Patients using Parichaya can listen to up to 14 segments of information during these gaps, which amount to a total of an hour and a half. The information discs can be replaced so that a patient will get a new disc at each treatment session.

India already has a national scheme to eradicate tuberculosis. Its Revised National Tuberculosis Control Programme provides medicines for free and provides for healthcare centres to be set up across the country to monitor the disease. Last year, the government made it legally mandatory for all doctors, private practitioners or otherwise, to report any case of tuberculosis they come across.

A crucial part of the scheme is its DOTS, or “directly observed treatment, short course”. DOTS is a system that requires community workers to personally administer medication to patients and ensure that they never skip a dose. This is intended to reduce the risk of MDR-TB.

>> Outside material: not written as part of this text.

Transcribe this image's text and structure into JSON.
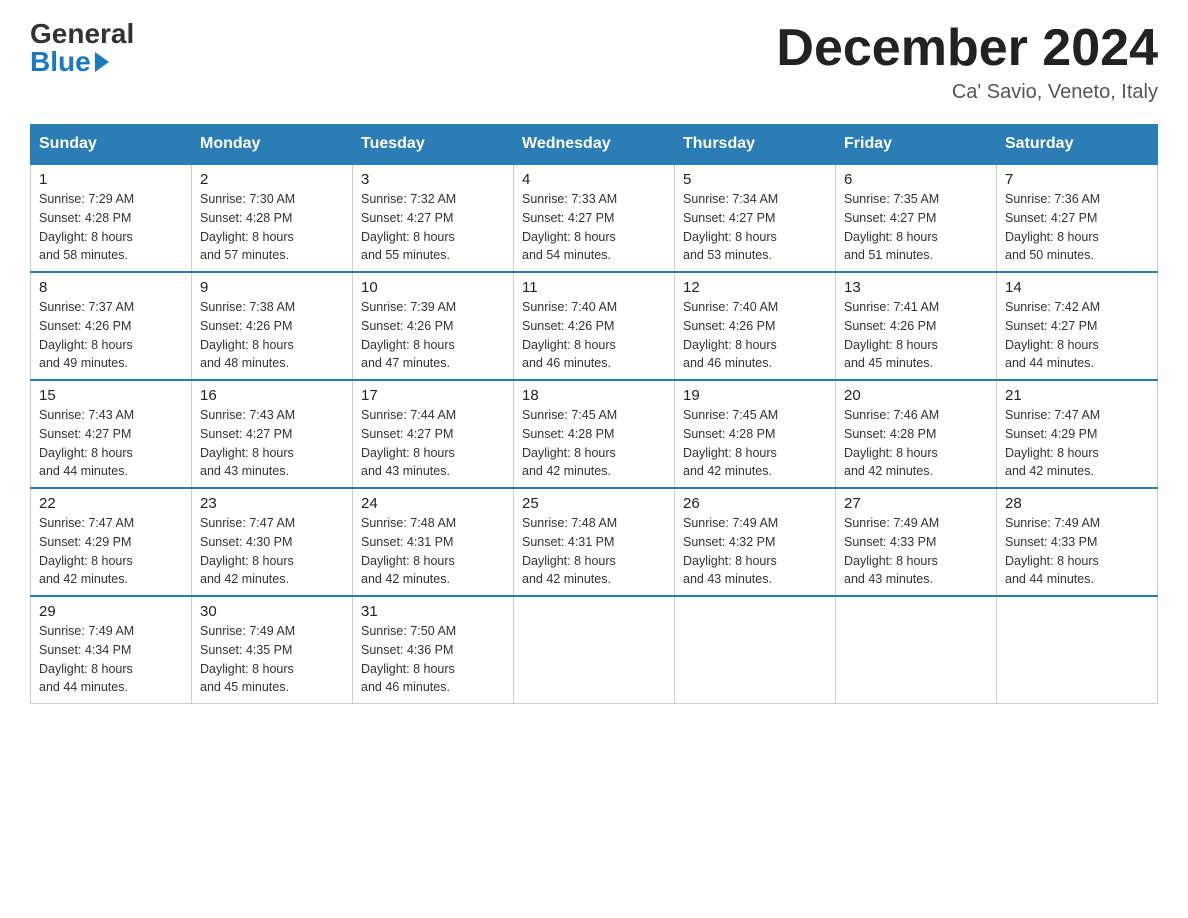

“The last-mile delivery of TB medications is the hole in this system,” said Shelly Batra, head of Operation ASHA, a non-governmental organisation that works in tandem with the government to help people get treated at a community level. “The government has invested a lot in TB infrastructure and the entire network of public diagnostics is geared towards TB. But then, after patients are diagnosed, they have to travel to a clinic 50 times because they have to take their medication in view of an observer.”

Parichaya, she said, sounded as if it would be a good addition. “New technology needs to be encouraged. But it is the community that is crucial in educating others.”

Seth has included certain community-inspired elements. The audio part of the set has a voice intoning information in the style of a headmaster. “We thought it might help people to believe that information,” said Sorathia.

Seth and Sorathia worked on the project for eight months between August 2012 and April 2013, and were able to pilot it informally only at a limited local level. They now hope to pitch it to the government to integrate into its TB prevention programme. “There are no other such information communication technology solutions in Assam,” said Sorathia. “This too is important.”